Suppose we have a DataFrame which has a column with nested data - list or JSON. Let's work with the following DataFrame:
import pandas as pd
data = {'ID': [1, 2, 3],
'Items': [['A', 'B'], ['C', 'D'], ['E', 'F', 'G']]}
df = pd.DataFrame(data)
Data looks like:
ID | Items | |
---|---|---|
0 | 1 | [A, B] |
1 | 2 | [C, D] |
2 | 3 | [E, F, G] |
Explode the column items will return mulitple items per row:
result:
ID | Items | |
---|---|---|
0 | 1 | A |
0 | 1 | B |
1 | 2 | C |
1 | 2 | D |
2 | 3 | E |
2 | 3 | F |
2 | 3 | G |
Notice that index contains duplicates for each item present in the original column
Explode List Column Keep First Item
To explode column Items and keep only the first item per each row we can drop duplicates:
d = df.explode('Items')
d[~d.index.duplicated()]
result:
ID | Items | |
---|---|---|
0 | 1 | A |
1 | 2 | C |
2 | 3 | E |
Alternative simpple solution for List columns is the following:
df['Items'].apply(lambda x: x[0] if isinstance(x, list) else x)
The result is the same
Explode JSON column - keep first item
For JSON columns we can use the following code. Let say that we work with column 'tags'
which contains JSON data like: [{'id': '62b5ac97cdb6600403c69f0f', 'name': 'Cheat Sheet', 'slug': '108-cheat-sheet', 'created_at': '2022-06-24T12:22:47.000Z'...}]
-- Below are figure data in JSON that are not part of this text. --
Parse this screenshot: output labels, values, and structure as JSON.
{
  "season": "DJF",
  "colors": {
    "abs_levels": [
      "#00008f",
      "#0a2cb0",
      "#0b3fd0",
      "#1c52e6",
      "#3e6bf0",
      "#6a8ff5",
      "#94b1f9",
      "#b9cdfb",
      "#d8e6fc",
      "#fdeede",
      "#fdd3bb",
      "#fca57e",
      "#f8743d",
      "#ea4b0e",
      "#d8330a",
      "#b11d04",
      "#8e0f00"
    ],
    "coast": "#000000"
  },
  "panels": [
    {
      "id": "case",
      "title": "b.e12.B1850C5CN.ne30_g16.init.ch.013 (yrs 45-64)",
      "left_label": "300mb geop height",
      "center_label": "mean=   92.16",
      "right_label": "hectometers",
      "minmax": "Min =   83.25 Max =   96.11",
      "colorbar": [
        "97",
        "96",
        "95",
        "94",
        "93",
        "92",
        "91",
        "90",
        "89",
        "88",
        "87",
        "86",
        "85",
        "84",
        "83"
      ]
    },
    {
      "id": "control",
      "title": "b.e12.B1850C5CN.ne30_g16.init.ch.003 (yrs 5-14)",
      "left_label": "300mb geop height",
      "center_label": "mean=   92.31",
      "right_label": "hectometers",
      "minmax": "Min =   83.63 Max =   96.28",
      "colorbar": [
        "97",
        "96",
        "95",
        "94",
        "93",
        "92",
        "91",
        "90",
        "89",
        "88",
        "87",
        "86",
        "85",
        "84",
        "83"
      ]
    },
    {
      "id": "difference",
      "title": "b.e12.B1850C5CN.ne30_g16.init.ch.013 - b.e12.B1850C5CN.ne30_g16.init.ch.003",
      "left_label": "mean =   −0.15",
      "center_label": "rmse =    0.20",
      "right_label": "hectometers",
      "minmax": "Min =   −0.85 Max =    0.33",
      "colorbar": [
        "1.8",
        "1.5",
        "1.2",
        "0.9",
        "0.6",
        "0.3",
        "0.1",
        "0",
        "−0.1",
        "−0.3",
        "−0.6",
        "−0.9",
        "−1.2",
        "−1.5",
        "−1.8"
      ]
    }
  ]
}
This column can be exploded and set to the original DataFrame by:
dd = df.explode('tags')['tags']
dd = pd.json_normalize(dd[~dd.index.duplicated()])
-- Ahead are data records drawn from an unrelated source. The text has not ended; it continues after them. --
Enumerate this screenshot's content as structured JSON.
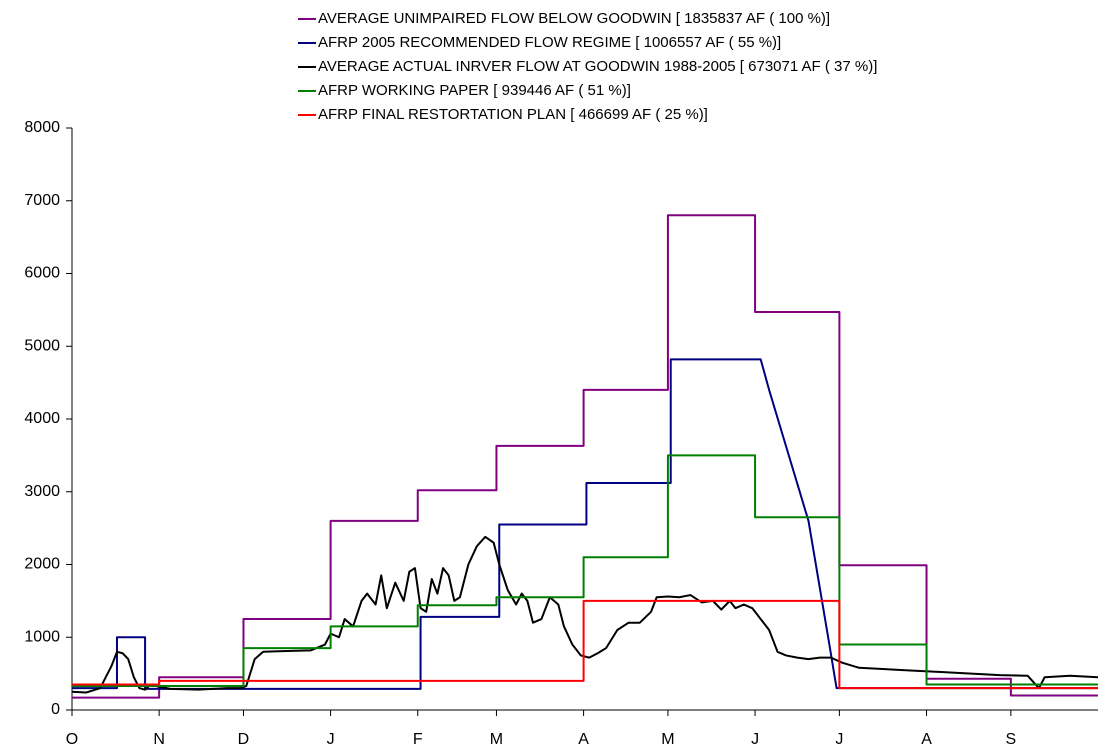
{
  "chart_data": {
    "type": "line",
    "xlim": [
      0,
      365
    ],
    "xticks": [
      {
        "value": 0,
        "label": "O"
      },
      {
        "value": 31,
        "label": "N"
      },
      {
        "value": 61,
        "label": "D"
      },
      {
        "value": 92,
        "label": "J"
      },
      {
        "value": 123,
        "label": "F"
      },
      {
        "value": 151,
        "label": "M"
      },
      {
        "value": 182,
        "label": "A"
      },
      {
        "value": 212,
        "label": "M"
      },
      {
        "value": 243,
        "label": "J"
      },
      {
        "value": 273,
        "label": "J"
      },
      {
        "value": 304,
        "label": "A"
      },
      {
        "value": 334,
        "label": "S"
      }
    ],
    "ylim": [
      0,
      8000
    ],
    "yticks": [
      0,
      1000,
      2000,
      3000,
      4000,
      5000,
      6000,
      7000,
      8000
    ],
    "grid": false,
    "series": [
      {
        "name": "AVERAGE UNIMPAIRED FLOW BELOW GOODWIN [ 1835837 AF ( 100 %)]",
        "color": "#800080",
        "x": [
          0,
          31,
          31,
          61,
          61,
          92,
          92,
          123,
          123,
          151,
          151,
          182,
          182,
          212,
          212,
          243,
          243,
          273,
          273,
          304,
          304,
          334,
          334,
          365
        ],
        "values": [
          170,
          170,
          450,
          450,
          1250,
          1250,
          2600,
          2600,
          3020,
          3020,
          3630,
          3630,
          4400,
          4400,
          6800,
          6800,
          5470,
          5470,
          1990,
          1990,
          430,
          430,
          200,
          200
        ]
      },
      {
        "name": "AFRP 2005 RECOMMENDED FLOW REGIME [ 1006557 AF ( 55 %)]",
        "color": "#000080",
        "x": [
          0,
          16,
          16,
          26,
          26,
          124,
          124,
          152,
          152,
          183,
          183,
          213,
          213,
          245,
          248,
          255,
          262,
          269,
          272,
          365
        ],
        "values": [
          300,
          300,
          1000,
          1000,
          290,
          290,
          1280,
          1280,
          2550,
          2550,
          3120,
          3120,
          4820,
          4820,
          4400,
          3500,
          2600,
          1000,
          300,
          300
        ]
      },
      {
        "name": "AVERAGE ACTUAL INRVER FLOW AT GOODWIN 1988-2005 [ 673071 AF ( 37 %)]",
        "color": "#000000",
        "x": [
          0,
          5,
          10,
          14,
          16,
          18,
          20,
          22,
          24,
          26,
          28,
          31,
          35,
          45,
          55,
          60,
          62,
          65,
          68,
          75,
          85,
          90,
          92,
          95,
          97,
          100,
          103,
          105,
          108,
          110,
          112,
          115,
          118,
          120,
          122,
          124,
          126,
          128,
          130,
          132,
          134,
          136,
          138,
          141,
          144,
          147,
          150,
          152,
          155,
          158,
          160,
          162,
          164,
          167,
          170,
          173,
          175,
          178,
          181,
          184,
          187,
          190,
          194,
          198,
          202,
          206,
          208,
          212,
          216,
          220,
          224,
          228,
          231,
          234,
          236,
          239,
          242,
          245,
          248,
          251,
          254,
          258,
          262,
          266,
          270,
          274,
          280,
          290,
          300,
          310,
          320,
          330,
          340,
          344,
          346,
          355,
          365
        ],
        "values": [
          250,
          240,
          300,
          600,
          800,
          780,
          700,
          450,
          300,
          280,
          350,
          320,
          290,
          280,
          300,
          300,
          330,
          700,
          800,
          810,
          820,
          900,
          1050,
          1000,
          1250,
          1150,
          1500,
          1600,
          1450,
          1850,
          1400,
          1750,
          1500,
          1900,
          1950,
          1400,
          1350,
          1800,
          1600,
          1950,
          1850,
          1500,
          1550,
          2000,
          2250,
          2380,
          2300,
          2000,
          1650,
          1450,
          1600,
          1500,
          1200,
          1250,
          1550,
          1450,
          1150,
          900,
          750,
          720,
          780,
          850,
          1100,
          1200,
          1200,
          1350,
          1550,
          1560,
          1550,
          1580,
          1480,
          1500,
          1380,
          1500,
          1400,
          1450,
          1400,
          1250,
          1100,
          800,
          750,
          720,
          700,
          720,
          720,
          650,
          580,
          560,
          540,
          520,
          500,
          480,
          470,
          300,
          450,
          470,
          450
        ]
      },
      {
        "name": "AFRP  WORKING PAPER  [ 939446 AF ( 51 %)]",
        "color": "#008000",
        "x": [
          0,
          61,
          61,
          92,
          92,
          123,
          123,
          151,
          151,
          182,
          182,
          212,
          212,
          243,
          243,
          273,
          273,
          304,
          304,
          365
        ],
        "values": [
          330,
          330,
          850,
          850,
          1150,
          1150,
          1440,
          1440,
          1550,
          1550,
          2100,
          2100,
          3500,
          3500,
          2650,
          2650,
          900,
          900,
          350,
          350
        ]
      },
      {
        "name": "AFRP FINAL RESTORTATION PLAN  [ 466699 AF ( 25 %)]",
        "color": "#ff0000",
        "x": [
          0,
          31,
          31,
          182,
          182,
          273,
          273,
          365
        ],
        "values": [
          350,
          350,
          400,
          400,
          1500,
          1500,
          300,
          300
        ]
      }
    ]
  }
}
df[['tag', 'tag_published_at']] = dd[['slug', 'created_at']]
This will extract the complex structure and get only specfic columns and values.
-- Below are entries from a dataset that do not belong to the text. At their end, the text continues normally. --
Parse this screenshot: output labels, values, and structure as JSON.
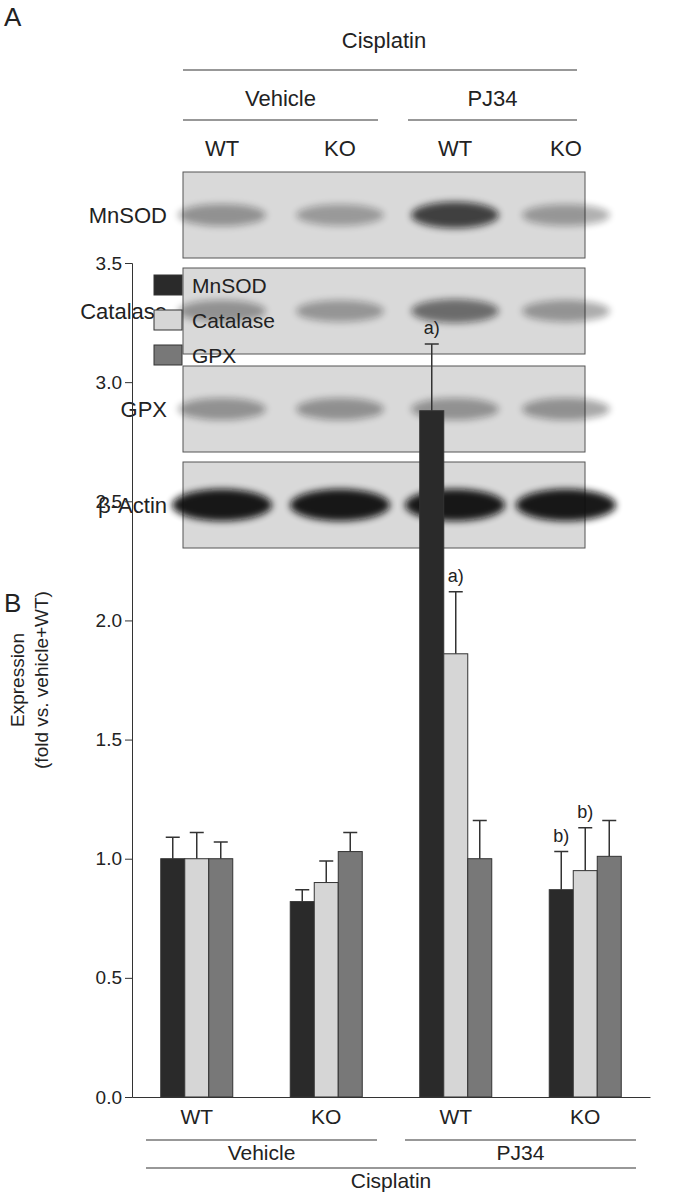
{
  "blot": {
    "panel_label": "A",
    "treatment": "Cisplatin",
    "groups": [
      {
        "label": "Vehicle",
        "lanes": [
          "WT",
          "KO"
        ]
      },
      {
        "label": "PJ34",
        "lanes": [
          "WT",
          "KO"
        ]
      }
    ],
    "rows": [
      "MnSOD",
      "Catalase",
      "GPX",
      "β-Actin"
    ]
  },
  "chart_data": {
    "type": "bar",
    "panel_label": "B",
    "categories": [
      "WT",
      "KO",
      "WT",
      "KO"
    ],
    "groups": [
      "Vehicle",
      "PJ34"
    ],
    "group_title": "Cisplatin",
    "y_label": [
      "Expression",
      "(fold vs. vehicle+WT)"
    ],
    "ylim": [
      0,
      3.5
    ],
    "yticks": [
      {
        "value": 0,
        "label": "0.0"
      },
      {
        "value": 0.5,
        "label": "0.5"
      },
      {
        "value": 1,
        "label": "1.0"
      },
      {
        "value": 1.5,
        "label": "1.5"
      },
      {
        "value": 2,
        "label": "2.0"
      },
      {
        "value": 2.5,
        "label": "2.5"
      },
      {
        "value": 3,
        "label": "3.0"
      },
      {
        "value": 3.5,
        "label": "3.5"
      }
    ],
    "legend": "top-left",
    "series": [
      {
        "name": "MnSOD",
        "color": "#2a2a2a",
        "values": [
          1.0,
          0.82,
          2.88,
          0.87
        ],
        "errors": [
          0.09,
          0.05,
          0.28,
          0.16
        ],
        "annotations": [
          null,
          null,
          "a)",
          "b)"
        ]
      },
      {
        "name": "Catalase",
        "color": "#d6d6d6",
        "values": [
          1.0,
          0.9,
          1.86,
          0.95
        ],
        "errors": [
          0.11,
          0.09,
          0.26,
          0.18
        ],
        "annotations": [
          null,
          null,
          "a)",
          "b)"
        ]
      },
      {
        "name": "GPX",
        "color": "#787878",
        "values": [
          1.0,
          1.03,
          1.0,
          1.01
        ],
        "errors": [
          0.07,
          0.08,
          0.16,
          0.15
        ],
        "annotations": [
          null,
          null,
          null,
          null
        ]
      }
    ]
  }
}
If you need to explode given column and set default value you can use mask:
import pandas as pd
data = {'ID': [1, 2, 3],
'Items': [['A', 'B'], ['C', 'D'], ['E', 'F', 'G']],
'val': [5, 10, 7]}
df = pd.DataFrame(data)
data:
ID | Items | val | |
---|---|---|---|
0 | 1 | [A, B] | 5 |
1 | 2 | [C, D] | 10 |
2 | 3 | [E, F, G] | 7 |
Explode and Mask
Expanding with setting value for another column we can do:
d = df.explode('Items')
d['val'] = d['val'].mask(d['ID'].duplicated(), 0)
d
results in:
ID | Items | val | |
---|---|---|---|
0 | 1 | A | 5 |
0 | 1 | B | 0 |
1 | 2 | C | 10 |
1 | 2 | D | 0 |
2 | 3 | E | 7 |
2 | 3 | F | 0 |
2 | 3 | G | 0 |
Now we can keep first or different item by:
d[d['val'] != 0]
Conclusion
By using a lambda function or Pandas functions, you can preserve the first value of the specified column even after exploding it.
This ensure that your data maintains its original structure while benefitting from the exploded format.